Slashdot Mirror


AI Cheats at Old Atari Games By Finding Unknown Bugs in the Code (theverge.com)

An anonymous reader shares a report: AI research and video games are a match made in heaven. Researchers get a ready-made virtual environment with predefined goals they can control completely, and the AI agent gets to romp around without doing any damage. Sometimes, though, they do break things. Case in point is a paper published this week by a trio of machine learning researchers from the University of Freiburg in Germany. They were exploring a particular method of teaching AI agents to navigate video games (in this case, desktop ports of old Atari titles from the 1980s) when they discovered something odd. The software they were testing discovered a bug in the port of the retro video game Q*bert that allowed it to rack up near infinite points. As the trio describe in the paper, published on pre-print server arXiv, the agent was learning how to play Q*bert when it discovered an "interesting solution." Normally, in Q*bert, players jump from cube to cube, with this action changing the platforms' colors. Change all the colors (and dispatch some enemies), and you're rewarded with points and sent to the next level. The AI found a better way, though: "First, it completes the first level and then starts to jump from platform to platform in what seems to be a random manner. For a reason unknown to us, the game does not advance to the second round but the platforms start to blink and the agent quickly gains a huge amount of points (close to 1 million for our episode time limit)."

3 of 45 comments (clear)

  1. Cheating by Anonymous Coward · · Score: 4, Interesting

    For those who didn't read the reddit thread hours ago: The bug only exists in the bad port they used for the AI, not the real version.
    It's not like the SMW-bug where the real deal allows you to inject arbitrary code with clever positioning.

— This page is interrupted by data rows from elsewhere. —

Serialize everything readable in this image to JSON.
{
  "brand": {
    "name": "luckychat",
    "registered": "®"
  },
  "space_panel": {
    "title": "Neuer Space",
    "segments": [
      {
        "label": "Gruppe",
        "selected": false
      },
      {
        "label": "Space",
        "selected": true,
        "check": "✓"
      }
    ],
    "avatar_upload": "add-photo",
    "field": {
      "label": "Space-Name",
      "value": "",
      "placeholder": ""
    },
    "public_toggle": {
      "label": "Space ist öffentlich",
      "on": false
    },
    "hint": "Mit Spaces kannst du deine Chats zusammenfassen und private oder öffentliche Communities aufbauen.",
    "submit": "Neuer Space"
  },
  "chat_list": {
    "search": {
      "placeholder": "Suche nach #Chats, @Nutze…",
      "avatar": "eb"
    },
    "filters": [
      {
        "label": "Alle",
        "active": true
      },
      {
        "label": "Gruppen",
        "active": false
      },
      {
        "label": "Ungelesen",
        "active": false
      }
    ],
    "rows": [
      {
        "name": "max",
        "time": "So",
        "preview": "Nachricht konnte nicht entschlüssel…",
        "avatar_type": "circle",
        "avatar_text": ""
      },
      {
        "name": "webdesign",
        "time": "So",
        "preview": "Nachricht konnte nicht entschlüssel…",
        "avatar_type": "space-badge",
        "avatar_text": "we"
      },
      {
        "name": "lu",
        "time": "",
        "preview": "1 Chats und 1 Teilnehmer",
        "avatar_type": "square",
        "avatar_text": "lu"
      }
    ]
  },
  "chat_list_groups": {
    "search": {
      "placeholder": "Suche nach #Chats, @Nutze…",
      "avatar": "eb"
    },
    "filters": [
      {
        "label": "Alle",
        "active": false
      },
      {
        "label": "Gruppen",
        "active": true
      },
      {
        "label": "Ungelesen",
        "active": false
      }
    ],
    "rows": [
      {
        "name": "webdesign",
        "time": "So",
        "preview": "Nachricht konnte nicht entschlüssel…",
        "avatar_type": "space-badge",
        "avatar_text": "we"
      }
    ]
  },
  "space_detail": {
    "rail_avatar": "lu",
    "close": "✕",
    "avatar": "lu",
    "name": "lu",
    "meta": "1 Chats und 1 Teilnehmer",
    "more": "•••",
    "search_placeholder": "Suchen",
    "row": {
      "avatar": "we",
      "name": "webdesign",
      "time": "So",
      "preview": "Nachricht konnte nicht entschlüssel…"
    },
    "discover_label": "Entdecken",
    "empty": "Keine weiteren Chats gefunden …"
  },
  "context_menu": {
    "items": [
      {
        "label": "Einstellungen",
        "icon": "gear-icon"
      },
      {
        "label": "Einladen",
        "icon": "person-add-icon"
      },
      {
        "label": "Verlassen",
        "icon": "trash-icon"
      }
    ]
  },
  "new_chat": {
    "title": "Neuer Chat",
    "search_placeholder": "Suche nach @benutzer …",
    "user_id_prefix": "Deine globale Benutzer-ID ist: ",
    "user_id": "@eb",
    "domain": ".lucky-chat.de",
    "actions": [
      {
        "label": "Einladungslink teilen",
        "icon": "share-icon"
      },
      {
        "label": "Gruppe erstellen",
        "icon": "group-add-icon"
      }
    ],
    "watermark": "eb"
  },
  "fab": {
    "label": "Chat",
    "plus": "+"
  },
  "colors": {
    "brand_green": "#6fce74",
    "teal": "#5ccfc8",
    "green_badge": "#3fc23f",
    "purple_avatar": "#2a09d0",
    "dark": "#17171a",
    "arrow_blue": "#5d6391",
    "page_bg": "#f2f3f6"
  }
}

  2. Not cheating ... by Anonymous Coward · · Score: 2, Interesting

    That's not cheating, that's winning according to the rules as discovered by the AI.

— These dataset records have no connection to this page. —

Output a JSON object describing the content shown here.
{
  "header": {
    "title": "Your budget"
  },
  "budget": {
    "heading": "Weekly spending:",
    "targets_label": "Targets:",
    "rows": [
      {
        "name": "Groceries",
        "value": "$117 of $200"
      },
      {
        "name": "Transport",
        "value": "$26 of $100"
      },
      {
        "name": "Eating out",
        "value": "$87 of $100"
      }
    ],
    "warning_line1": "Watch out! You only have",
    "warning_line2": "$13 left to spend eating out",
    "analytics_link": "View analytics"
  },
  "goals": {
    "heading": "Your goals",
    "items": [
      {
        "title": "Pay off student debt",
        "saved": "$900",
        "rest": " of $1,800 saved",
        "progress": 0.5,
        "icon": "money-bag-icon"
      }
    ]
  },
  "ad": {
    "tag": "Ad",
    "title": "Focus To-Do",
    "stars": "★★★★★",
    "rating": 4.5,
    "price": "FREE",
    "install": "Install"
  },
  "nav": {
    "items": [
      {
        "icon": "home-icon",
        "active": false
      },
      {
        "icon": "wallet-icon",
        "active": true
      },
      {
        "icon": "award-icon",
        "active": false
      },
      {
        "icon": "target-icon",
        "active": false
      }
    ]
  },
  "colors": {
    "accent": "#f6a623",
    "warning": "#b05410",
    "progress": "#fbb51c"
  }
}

    In other words, it tried pretty much everything, discovered a corner case nobody knew of, and concluded if it's possible, it's a valid option.

    Which, while a silly example, tells us that if an AI determines "kill all the humans" is possible and achieves its goals, it will.

    Machine learning just finds optimal solutions. If the inputs allow for it, those 'optimal' solutions could include some outcomes we don't like ... and since nobody really knows the decision process and what rules it's made for itself, you'll simply never know until it's too late.

    Sooner or later, one of these things is going to do something exceedingly dangerous and costly, and nobody will see it coming or know why it happened.

    I fully expect any AI applied to the stock market would eventually conclude stock manipulation would maximise return, and start breaking the law.

    This is interesting, but more so because it points out some terrifying possibilities. Which is why as much work needs to be put into constraining these things as building them.

  3. Just found out something similar yesterday by Anonymous Coward · · Score: 2, Interesting

    I was playing a retro cabinet game called Rampage that eventually was ported to the PS3. You play a giant monster and try to destroy all the buildings before the humans kill you. Yesterday, one building that I destroyed wasn't tallied as destroyed. So the level never completed. But without buildings to hide in, the humans were less frequent sitting ducks. They kept sending commandos to try to dynamite this collapsed building, and I kept eating them, which also heals your monster. And I got the game into a boring, but highly manageable, infinite state. I could rack up points by punching helicopters, and stay alive by healing off the commandos.